Everything was set,  they launched themselves from the world’s tallest building, as Herve says ‘ What is always the best is the first time!!’, and they were the first – watch the video below to see their story and their flight – thank you mazen2k for the video.

As a side note it is worth mentioning that the planned 1,600 metre building, that was to be built in Moscow, has been stopped due to the economic crisis.


The wingsuit landing project

November 17, 2008

Inspired by the flight of a flying squirrel Jeb Corliss will attempt to be the first man to land from a wingsuit flight without deploying a parachute.

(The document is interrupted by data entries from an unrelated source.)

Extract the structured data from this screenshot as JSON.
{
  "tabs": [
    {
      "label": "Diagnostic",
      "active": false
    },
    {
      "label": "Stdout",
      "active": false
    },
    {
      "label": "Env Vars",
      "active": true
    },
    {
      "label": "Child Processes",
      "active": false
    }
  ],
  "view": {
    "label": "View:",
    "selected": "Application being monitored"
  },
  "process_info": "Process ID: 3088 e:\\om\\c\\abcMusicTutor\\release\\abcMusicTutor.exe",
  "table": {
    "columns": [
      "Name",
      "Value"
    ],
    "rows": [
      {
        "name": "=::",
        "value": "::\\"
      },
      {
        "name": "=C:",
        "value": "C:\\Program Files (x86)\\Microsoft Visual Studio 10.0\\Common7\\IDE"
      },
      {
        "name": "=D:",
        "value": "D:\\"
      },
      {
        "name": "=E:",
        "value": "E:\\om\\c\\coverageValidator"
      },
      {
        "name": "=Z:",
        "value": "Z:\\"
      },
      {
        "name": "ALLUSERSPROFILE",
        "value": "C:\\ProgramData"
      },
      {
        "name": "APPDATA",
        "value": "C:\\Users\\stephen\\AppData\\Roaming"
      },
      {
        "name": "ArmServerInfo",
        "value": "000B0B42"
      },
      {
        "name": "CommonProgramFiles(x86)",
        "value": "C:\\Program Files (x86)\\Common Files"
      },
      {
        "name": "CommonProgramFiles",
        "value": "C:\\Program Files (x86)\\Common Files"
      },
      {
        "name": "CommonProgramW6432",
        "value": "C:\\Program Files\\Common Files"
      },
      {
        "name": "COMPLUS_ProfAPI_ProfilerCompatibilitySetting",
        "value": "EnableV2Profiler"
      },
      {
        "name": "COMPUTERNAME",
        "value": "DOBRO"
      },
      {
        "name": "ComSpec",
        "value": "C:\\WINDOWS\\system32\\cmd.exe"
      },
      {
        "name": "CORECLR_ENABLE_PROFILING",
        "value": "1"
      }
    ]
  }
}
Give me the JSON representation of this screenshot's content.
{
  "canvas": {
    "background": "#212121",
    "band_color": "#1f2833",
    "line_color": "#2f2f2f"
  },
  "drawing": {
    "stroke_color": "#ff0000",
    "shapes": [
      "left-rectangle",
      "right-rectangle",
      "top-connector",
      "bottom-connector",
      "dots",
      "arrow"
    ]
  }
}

Although details of the landing structure are top secret we do know that Corliss is going to have to master the art of precision flying.

Jumping from an aircraft Corliss will reach terminal velocity, about 120mph, and then aim for what is called a ‘gateway’, which is further described as 20 feet by 20 feet, no other details have been released. He will need to be controlled and accurate as he does intend to get up, walk away and do it all over again.

If successful it will be a fist for mankind; at the moment Corliss is practicing his flying proximity skills and control of his wingsuit whilst airborne, and attempting to raise the $2.0 million required to build the landing structure.

We will keep you posted of any developments – below is a video from wingsuitflying of Corliss’ preparations

And the inspiration – here is a short clip from moconservation of the flying squirrel, which as the commentator says ‘don’t really fly, they glide…….the only mammal to truly fly is a bat’………maybe it was Bruce Wayne who first truly inspired Corliss!


About as hard core as it gets

November 17, 2008

The final installment of the Jeb Corliss story – this video from excalibour88 shows Corliss basejumping from that same bridge, over the Royal River Gorge, just a year after his buddy Dwain Weston had his final fatal journey and crashed into the bridge being killed immediately.

Flipping in different directions, forwards and backwards, Corliss seemed to lose control as he nearly hit the canyon wall – in his own words, ‘I was as close to the wall as you can get without touching it…..if I had pulled (the parachute) a second later I would have gone in’.

Corliss goes on to talk about his view and opinion of both base jumping and life, ‘it is who we are, it is what we are, if I die doing something i love it is not throwing my life away………I don’t believe you can push life too far, if you stop pushing you become stagnant and die……you must evolve…….find what it is you love to do then go do it.’

Powerful words from a man who certainly follows in his own creed. Who knows where or how the story will end. We started this series of blogs reporting that Jeb Corliss wanted to be the first man to land from a wingsuit flight without deploying a parachute, tomorrow we will bring further news on this latest venture.